Por eso el MUC es un escenario privilegiado para todas las edades: llevar niños, jóvenes, adultos y personas mayores permite rescatar ese pasado prehispánico poco conocido, que debemos valorar por su inmenso significado cultural. Las visitas familiares y comunitarias convierten el museo en un aula extendida donde se aprende mirando, preguntando y dialogando, y donde el patrimonio se convierte en derecho cultural de todos.
Sin embargo, la defensa de este patrimonio exige mirar más lejos. Durante décadas, innumerables piezas prehispánicas salieron del país hacia museos y colecciones privadas en muchas partes del mundo, arrancadas de sus contextos por guaqueros y traficantes. Esos objetos no son curiosidades exóticas, son patrimonio de nuestra historia precolombina, y Colombia tiene el derecho y deber de reclamar su retorno.

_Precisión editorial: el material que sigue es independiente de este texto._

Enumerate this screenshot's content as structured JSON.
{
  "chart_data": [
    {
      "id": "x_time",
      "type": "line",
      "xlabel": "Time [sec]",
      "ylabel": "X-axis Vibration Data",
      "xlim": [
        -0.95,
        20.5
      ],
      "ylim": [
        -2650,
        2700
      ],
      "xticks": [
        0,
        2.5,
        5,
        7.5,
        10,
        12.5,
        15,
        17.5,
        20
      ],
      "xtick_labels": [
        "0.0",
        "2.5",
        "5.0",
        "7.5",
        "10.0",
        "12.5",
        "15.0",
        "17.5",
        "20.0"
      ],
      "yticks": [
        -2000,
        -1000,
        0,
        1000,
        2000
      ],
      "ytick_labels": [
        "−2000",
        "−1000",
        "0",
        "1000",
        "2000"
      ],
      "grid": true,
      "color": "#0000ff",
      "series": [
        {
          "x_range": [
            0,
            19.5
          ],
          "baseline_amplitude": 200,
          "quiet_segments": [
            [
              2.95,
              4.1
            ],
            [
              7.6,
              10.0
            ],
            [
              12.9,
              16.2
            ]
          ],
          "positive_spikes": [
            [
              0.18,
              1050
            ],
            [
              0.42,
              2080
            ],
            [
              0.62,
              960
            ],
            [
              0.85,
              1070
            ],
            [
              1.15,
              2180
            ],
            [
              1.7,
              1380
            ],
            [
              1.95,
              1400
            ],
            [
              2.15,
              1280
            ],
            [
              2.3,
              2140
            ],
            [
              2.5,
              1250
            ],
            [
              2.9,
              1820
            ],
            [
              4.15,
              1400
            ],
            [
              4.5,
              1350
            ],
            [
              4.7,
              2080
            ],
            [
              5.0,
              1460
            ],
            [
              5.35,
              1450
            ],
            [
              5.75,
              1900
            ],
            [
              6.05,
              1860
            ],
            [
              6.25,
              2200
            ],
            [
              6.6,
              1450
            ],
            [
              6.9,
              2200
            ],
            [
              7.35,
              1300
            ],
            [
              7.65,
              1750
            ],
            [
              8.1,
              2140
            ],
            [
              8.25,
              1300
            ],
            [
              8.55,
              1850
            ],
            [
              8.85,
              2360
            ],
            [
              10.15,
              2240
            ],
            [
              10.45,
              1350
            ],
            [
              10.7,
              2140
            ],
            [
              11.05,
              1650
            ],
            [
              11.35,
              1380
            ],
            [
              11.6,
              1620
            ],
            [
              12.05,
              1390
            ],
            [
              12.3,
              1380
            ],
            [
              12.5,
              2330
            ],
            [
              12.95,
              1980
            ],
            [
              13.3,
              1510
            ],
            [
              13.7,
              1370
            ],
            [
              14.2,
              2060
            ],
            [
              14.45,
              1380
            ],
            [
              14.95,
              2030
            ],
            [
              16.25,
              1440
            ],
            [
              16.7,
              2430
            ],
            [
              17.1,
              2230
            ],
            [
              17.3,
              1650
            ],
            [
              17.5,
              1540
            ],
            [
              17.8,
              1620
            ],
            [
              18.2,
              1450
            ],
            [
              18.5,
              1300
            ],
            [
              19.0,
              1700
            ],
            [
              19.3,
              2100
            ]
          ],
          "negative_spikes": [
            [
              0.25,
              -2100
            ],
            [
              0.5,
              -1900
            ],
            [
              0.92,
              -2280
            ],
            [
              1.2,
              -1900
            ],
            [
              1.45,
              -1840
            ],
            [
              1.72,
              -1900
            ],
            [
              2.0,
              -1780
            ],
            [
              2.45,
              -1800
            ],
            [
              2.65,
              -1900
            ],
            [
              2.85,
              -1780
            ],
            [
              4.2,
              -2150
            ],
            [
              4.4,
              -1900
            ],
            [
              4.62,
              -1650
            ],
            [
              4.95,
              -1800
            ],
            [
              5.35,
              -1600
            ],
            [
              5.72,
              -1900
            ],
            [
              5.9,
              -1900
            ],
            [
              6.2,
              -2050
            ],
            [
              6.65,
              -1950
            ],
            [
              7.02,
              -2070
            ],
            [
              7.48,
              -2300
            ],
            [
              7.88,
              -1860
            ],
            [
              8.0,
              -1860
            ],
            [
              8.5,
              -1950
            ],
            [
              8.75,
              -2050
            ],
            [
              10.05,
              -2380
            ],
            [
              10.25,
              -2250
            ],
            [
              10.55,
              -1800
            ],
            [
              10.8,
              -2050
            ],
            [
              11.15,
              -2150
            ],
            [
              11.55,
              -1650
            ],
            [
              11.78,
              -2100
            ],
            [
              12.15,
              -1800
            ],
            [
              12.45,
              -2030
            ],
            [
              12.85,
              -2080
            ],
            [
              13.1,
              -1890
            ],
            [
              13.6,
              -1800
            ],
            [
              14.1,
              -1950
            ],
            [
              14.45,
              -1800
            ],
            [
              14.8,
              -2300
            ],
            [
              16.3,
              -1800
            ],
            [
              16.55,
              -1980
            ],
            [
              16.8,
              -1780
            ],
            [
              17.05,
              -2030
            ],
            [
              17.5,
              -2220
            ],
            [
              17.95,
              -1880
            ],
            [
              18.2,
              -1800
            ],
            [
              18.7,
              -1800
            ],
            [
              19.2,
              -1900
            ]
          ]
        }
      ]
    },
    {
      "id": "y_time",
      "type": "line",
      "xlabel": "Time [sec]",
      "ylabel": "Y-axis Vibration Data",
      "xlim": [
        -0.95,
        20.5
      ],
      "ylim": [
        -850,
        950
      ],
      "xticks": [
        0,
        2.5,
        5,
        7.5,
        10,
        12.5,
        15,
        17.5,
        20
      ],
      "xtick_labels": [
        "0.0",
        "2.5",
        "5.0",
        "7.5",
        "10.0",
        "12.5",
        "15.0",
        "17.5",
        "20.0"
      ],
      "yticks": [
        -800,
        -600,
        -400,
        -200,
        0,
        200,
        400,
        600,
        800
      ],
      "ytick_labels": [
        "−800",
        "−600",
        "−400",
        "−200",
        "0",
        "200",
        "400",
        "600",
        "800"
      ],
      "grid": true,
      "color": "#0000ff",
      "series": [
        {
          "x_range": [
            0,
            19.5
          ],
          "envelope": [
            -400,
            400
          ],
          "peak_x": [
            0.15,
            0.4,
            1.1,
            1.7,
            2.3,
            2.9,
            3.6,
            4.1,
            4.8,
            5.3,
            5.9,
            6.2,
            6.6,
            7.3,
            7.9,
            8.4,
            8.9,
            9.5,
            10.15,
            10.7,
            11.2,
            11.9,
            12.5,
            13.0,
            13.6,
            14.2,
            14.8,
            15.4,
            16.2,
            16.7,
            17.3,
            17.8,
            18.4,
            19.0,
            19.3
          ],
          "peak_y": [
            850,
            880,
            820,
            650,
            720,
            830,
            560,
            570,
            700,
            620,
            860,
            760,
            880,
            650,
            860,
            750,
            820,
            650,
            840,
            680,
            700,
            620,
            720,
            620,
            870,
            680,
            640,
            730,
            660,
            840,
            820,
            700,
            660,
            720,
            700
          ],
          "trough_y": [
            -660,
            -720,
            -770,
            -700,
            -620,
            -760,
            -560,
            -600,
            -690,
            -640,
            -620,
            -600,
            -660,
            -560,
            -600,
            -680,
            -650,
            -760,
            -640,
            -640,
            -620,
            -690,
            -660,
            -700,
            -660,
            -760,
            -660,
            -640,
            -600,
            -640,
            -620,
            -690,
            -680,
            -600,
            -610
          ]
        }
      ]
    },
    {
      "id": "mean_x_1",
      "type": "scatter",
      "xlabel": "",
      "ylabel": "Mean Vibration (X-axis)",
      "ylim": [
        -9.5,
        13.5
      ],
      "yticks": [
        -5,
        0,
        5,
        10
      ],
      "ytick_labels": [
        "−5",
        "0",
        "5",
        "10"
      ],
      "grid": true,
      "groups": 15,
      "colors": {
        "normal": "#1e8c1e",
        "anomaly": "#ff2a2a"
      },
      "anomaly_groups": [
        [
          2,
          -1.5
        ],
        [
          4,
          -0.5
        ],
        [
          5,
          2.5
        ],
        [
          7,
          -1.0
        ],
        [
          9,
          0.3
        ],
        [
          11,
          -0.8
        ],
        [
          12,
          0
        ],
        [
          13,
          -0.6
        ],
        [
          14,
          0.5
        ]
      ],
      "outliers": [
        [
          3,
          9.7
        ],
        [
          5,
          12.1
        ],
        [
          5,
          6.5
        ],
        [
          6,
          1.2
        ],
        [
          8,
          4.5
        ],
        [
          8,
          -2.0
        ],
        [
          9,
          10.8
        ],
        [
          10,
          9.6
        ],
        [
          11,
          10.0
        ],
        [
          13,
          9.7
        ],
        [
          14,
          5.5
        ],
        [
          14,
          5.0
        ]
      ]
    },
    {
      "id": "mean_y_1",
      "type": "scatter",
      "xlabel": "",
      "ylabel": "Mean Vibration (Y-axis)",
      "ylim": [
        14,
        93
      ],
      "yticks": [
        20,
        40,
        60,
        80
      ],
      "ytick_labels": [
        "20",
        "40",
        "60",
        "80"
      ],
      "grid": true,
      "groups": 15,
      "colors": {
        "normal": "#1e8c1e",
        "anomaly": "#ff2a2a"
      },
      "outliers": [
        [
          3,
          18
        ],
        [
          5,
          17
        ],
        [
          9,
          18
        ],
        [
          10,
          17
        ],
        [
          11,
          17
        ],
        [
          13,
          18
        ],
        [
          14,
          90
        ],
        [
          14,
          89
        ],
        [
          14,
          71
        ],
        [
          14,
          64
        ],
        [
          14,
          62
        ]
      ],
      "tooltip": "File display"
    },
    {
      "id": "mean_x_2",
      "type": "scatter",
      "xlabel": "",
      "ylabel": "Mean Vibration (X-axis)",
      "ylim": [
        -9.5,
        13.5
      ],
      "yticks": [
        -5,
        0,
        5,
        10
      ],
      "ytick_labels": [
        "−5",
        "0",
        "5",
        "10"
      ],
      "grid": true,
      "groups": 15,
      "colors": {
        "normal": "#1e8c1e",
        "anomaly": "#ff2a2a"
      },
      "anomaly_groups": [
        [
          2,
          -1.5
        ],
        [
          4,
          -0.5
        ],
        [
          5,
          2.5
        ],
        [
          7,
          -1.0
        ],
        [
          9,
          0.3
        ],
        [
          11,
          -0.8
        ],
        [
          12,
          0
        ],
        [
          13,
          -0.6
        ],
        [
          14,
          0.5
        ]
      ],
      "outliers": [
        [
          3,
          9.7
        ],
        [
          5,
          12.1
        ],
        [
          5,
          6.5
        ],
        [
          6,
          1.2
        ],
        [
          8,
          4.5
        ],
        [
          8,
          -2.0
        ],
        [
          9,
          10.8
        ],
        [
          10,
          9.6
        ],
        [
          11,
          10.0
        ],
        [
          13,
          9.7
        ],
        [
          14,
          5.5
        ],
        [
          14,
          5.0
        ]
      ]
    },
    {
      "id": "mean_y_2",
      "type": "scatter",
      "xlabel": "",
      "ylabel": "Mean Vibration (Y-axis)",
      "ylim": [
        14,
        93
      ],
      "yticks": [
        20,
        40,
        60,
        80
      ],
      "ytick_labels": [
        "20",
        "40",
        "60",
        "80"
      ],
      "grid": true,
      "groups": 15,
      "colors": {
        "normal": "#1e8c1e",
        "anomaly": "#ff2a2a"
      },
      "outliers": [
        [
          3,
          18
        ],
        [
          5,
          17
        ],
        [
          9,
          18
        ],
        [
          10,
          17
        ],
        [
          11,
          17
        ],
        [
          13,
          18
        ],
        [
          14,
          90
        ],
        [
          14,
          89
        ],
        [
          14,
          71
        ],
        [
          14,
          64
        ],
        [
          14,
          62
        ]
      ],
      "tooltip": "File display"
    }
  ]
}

Los Estados tienen un deber jurídico de proteger estas culturas. La Convención de la Unesco de 1970 exige prevenir la exportación e importación ilícitas de bienes culturales.
Visitar el MUC, recorrer el Salmona, llevar a todas las generaciones, dialogar con su historia es reconocer nuestro pasado y futuro. Porque una sociedad que protege su memoria mira hacia adelante con conciencia.